The hidden costs of broken supply chains
With tariffs so low, what's holding up cross-border trade?
October-December 2013
By: Jean-Pierre Fellenbok , Mark Gottfredson

Responding to the problem, eBay set up a pilot program to help eliminate the barriers. For a preselected group of merchants, it made listings available to a global customer base and then undertook steps to ease reluctance among both buyers and sellers by providing full transparency on what it would cost to ship goods and when they would arrive. It worked through shipping issues and facilitated communication among people who spoke different languages. Preliminary results indicate that making these improvements could lead to a 60 percent to 80 percent increase in cross-border activity among these Internet-enabled small businesses. Given the global importance of small companies in terms of job creation and economic activity, the broad benefits of such an increase in trade activity would be substantial.

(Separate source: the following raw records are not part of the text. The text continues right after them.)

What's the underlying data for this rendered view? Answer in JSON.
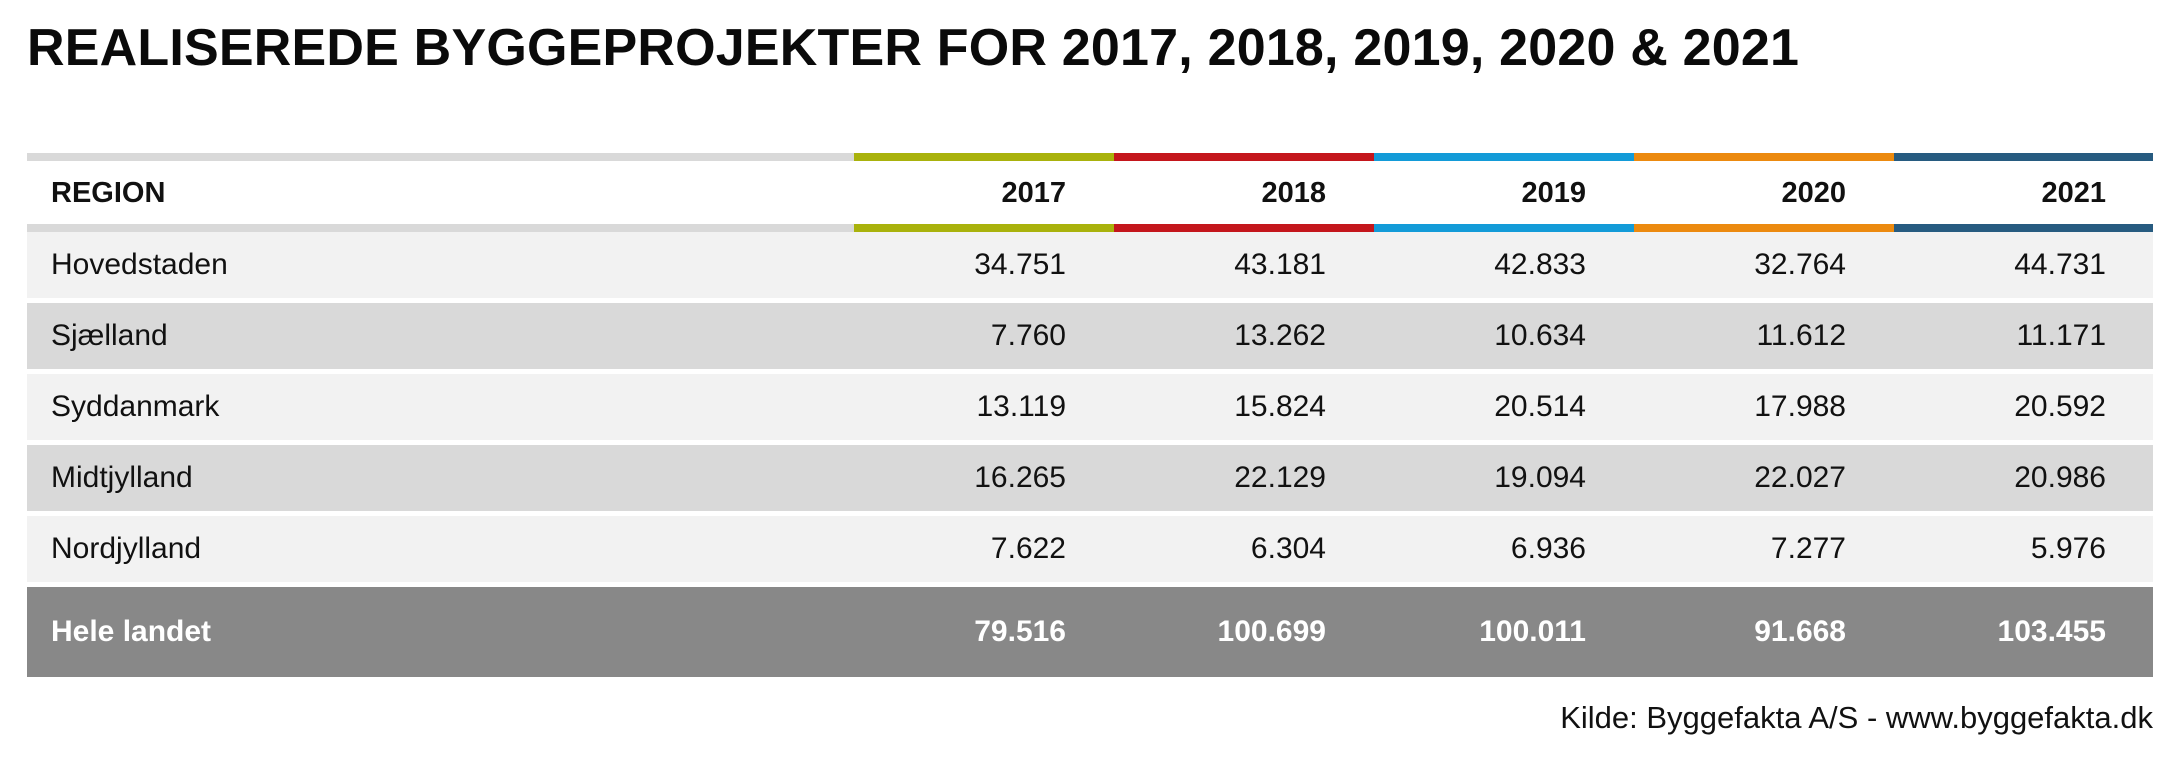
{
  "title": "REALISEREDE BYGGEPROJEKTER FOR 2017, 2018, 2019, 2020 & 2021",
  "colors": {
    "neutral_bar": "#d9d9d9",
    "2017": "#a9b20c",
    "2018": "#c4161c",
    "2019": "#139bd8",
    "2020": "#ec8a0f",
    "2021": "#275b80",
    "row_light": "#f2f2f2",
    "row_dark": "#d9d9d9",
    "total_row": "#888888"
  },
  "chart_data": {
    "type": "table",
    "columns": [
      "REGION",
      "2017",
      "2018",
      "2019",
      "2020",
      "2021"
    ],
    "rows": [
      {
        "region": "Hovedstaden",
        "values": [
          "34.751",
          "43.181",
          "42.833",
          "32.764",
          "44.731"
        ]
      },
      {
        "region": "Sjælland",
        "values": [
          "7.760",
          "13.262",
          "10.634",
          "11.612",
          "11.171"
        ]
      },
      {
        "region": "Syddanmark",
        "values": [
          "13.119",
          "15.824",
          "20.514",
          "17.988",
          "20.592"
        ]
      },
      {
        "region": "Midtjylland",
        "values": [
          "16.265",
          "22.129",
          "19.094",
          "22.027",
          "20.986"
        ]
      },
      {
        "region": "Nordjylland",
        "values": [
          "7.622",
          "6.304",
          "6.936",
          "7.277",
          "5.976"
        ]
      }
    ],
    "total": {
      "region": "Hele landet",
      "values": [
        "79.516",
        "100.699",
        "100.011",
        "91.668",
        "103.455"
      ]
    }
  },
  "source": "Kilde: Byggefakta A/S - www.byggefakta.dk"
}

What companies can do right now

While governments can help reduce supply chain barriers, companies can’t afford to wait. As a business matter, they must make investments in their global operations right now to remain competitive. Recognizing the importance of “hidden” supply chain costs, leading companies are incorporating more rigorous due diligence into their decisions about where to produce and sell their wares. For executive teams, the report’s findings offer important insights on key areas to consider when analyzing the true costs of doing business in a particular country or region.

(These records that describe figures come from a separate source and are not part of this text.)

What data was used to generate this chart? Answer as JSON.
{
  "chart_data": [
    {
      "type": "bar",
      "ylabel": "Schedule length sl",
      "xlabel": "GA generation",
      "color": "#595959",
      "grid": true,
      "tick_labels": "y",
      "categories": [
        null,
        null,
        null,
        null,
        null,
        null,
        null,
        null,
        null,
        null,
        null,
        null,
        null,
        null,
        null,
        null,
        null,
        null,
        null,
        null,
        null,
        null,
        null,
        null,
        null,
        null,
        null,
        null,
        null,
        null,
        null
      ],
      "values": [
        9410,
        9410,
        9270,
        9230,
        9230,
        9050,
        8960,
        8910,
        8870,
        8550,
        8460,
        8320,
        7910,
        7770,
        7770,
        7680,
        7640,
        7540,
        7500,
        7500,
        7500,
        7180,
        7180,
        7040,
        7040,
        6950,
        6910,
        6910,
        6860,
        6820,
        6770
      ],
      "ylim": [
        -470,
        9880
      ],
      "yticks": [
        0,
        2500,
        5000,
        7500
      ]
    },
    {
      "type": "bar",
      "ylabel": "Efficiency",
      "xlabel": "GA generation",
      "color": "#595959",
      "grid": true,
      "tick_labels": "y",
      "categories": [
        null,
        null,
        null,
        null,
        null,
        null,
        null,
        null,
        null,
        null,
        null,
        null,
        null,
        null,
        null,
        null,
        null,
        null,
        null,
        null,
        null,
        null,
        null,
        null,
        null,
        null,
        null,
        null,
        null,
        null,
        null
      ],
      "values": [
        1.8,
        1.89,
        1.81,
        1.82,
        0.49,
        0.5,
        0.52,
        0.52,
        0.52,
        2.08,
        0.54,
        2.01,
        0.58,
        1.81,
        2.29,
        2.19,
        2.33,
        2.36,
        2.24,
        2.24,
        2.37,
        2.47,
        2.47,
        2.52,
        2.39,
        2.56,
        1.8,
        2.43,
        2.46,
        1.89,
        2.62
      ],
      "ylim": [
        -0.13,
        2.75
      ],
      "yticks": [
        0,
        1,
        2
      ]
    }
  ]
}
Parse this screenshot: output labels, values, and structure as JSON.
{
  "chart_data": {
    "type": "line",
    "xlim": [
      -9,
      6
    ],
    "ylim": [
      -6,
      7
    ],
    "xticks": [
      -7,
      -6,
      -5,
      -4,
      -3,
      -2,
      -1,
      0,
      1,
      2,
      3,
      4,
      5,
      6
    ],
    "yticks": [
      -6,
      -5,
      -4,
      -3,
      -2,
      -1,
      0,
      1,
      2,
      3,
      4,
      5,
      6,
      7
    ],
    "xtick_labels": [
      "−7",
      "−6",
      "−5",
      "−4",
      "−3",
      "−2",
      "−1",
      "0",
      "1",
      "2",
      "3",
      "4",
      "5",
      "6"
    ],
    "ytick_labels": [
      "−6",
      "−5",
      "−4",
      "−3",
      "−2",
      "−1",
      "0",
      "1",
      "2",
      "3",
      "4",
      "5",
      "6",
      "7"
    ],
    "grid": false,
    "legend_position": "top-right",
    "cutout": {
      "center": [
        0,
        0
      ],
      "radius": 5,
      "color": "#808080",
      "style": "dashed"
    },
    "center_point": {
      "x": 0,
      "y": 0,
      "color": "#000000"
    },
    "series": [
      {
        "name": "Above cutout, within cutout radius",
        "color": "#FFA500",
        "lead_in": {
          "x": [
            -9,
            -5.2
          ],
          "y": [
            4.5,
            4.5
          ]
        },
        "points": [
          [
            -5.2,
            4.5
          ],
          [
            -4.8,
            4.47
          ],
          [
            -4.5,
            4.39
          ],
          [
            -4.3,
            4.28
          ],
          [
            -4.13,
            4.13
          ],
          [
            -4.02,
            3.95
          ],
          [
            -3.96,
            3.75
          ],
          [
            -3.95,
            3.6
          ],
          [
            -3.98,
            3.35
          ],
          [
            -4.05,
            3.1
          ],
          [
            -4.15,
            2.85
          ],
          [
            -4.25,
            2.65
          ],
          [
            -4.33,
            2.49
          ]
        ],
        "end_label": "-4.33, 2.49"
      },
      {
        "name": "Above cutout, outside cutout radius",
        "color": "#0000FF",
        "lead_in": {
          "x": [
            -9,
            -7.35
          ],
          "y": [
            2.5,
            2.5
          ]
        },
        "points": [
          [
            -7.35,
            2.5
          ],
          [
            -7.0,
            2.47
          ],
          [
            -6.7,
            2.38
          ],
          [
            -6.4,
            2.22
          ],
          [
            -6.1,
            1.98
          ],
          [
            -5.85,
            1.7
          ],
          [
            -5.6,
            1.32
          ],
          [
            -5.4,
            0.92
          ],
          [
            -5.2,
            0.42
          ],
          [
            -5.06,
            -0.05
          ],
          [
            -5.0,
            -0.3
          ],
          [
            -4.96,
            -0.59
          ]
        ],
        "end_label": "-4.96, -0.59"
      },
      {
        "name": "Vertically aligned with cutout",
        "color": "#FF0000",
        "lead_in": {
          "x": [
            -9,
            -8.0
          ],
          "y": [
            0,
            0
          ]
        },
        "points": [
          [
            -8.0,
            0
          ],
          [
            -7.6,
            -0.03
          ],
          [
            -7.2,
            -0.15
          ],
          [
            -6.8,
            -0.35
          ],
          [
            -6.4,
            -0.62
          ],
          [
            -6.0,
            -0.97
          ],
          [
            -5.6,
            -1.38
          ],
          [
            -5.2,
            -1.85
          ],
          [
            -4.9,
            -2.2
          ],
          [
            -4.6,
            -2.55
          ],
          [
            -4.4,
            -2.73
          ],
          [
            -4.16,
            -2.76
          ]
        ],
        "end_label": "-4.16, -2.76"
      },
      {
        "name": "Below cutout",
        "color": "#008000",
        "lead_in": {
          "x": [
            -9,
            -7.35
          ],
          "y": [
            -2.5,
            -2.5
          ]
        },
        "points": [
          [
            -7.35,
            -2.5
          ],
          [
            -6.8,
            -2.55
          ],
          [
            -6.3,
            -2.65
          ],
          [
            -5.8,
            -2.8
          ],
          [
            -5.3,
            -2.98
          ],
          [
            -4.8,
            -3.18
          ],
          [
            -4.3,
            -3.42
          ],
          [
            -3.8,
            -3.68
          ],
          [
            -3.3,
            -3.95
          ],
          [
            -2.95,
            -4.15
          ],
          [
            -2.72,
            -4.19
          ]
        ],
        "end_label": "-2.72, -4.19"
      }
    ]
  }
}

Even large companies often fail to anticipate the costs and risks imposed by supply chain barriers. No central data bank exists that can tell an executive team how long its products are likely to be delayed at a given border or what the average speed of trucks is along a specific shipping route or transportation corridor. Yet leaving barrier-related costs out of the equation could open companies to hidden costs that significantly erode returns.

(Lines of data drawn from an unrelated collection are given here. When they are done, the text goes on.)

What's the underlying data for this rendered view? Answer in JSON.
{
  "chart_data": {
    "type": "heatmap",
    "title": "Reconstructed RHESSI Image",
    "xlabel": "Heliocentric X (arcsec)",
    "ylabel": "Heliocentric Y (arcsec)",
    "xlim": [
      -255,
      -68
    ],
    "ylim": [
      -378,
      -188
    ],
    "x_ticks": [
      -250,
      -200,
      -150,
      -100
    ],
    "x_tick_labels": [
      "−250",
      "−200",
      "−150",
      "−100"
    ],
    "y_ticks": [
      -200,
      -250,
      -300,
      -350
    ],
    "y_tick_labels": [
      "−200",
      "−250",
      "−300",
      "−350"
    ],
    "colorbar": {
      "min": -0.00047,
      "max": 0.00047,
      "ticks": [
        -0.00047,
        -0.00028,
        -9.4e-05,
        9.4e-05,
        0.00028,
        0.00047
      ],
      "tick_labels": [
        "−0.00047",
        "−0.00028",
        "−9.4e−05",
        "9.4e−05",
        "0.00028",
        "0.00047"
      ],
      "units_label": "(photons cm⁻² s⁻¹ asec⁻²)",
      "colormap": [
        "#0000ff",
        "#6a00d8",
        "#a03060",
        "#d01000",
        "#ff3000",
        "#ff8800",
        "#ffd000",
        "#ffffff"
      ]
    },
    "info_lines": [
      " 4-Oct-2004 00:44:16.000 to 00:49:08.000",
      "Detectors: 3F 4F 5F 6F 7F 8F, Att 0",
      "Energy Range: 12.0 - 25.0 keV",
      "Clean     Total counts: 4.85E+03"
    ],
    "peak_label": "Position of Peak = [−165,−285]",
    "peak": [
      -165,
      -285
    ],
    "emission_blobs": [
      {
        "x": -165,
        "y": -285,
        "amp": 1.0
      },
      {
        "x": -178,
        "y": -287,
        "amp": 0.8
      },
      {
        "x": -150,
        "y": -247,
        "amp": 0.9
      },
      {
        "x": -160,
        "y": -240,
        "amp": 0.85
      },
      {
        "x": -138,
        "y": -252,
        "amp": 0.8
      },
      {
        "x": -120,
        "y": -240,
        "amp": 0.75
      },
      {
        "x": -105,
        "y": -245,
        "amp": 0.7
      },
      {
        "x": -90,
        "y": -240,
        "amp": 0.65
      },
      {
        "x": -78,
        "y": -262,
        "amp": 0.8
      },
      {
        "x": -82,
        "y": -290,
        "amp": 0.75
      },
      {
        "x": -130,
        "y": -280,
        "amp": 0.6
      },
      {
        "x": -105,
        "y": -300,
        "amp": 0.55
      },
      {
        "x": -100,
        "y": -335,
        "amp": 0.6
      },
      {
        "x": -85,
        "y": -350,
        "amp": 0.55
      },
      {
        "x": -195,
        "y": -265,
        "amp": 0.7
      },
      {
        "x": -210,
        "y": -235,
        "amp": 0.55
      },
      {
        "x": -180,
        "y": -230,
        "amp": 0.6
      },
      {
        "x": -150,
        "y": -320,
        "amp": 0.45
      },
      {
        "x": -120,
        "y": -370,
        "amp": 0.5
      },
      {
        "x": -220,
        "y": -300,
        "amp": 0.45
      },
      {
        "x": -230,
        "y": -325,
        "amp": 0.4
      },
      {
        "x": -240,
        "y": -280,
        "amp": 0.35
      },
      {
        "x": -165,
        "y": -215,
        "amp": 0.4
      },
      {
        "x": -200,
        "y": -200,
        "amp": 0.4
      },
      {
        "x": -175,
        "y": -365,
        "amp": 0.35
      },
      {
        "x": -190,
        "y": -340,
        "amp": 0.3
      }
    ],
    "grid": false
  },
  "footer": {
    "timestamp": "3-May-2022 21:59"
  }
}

One apparel company established operations in Madagascar, for instance, only to find that supply chain barriers seriously limited its opportunity there. The company was initially attracted by the country’s low labor costs and proximity to high-quality African cotton suppliers. But its products are frequently delayed at the border and moving finished goods the 330 miles from mill to port takes 14 hours — not bad compared with many African countries but far longer than comparable supply routes in Asia. These supply chain costs completely offset Madagascar’s labor-cost advantage and undermine the company’s ability to compete in segments of the “fast fashion” business, where speed to market is crucial. Producing some apparel in Madagascar makes sense because the company can ship tariff-free to Europe and compete with Asian producers that still face duties — a reminder that tariffs do still matter. But if those tariffs disappeared, Madagascar would not be competitive.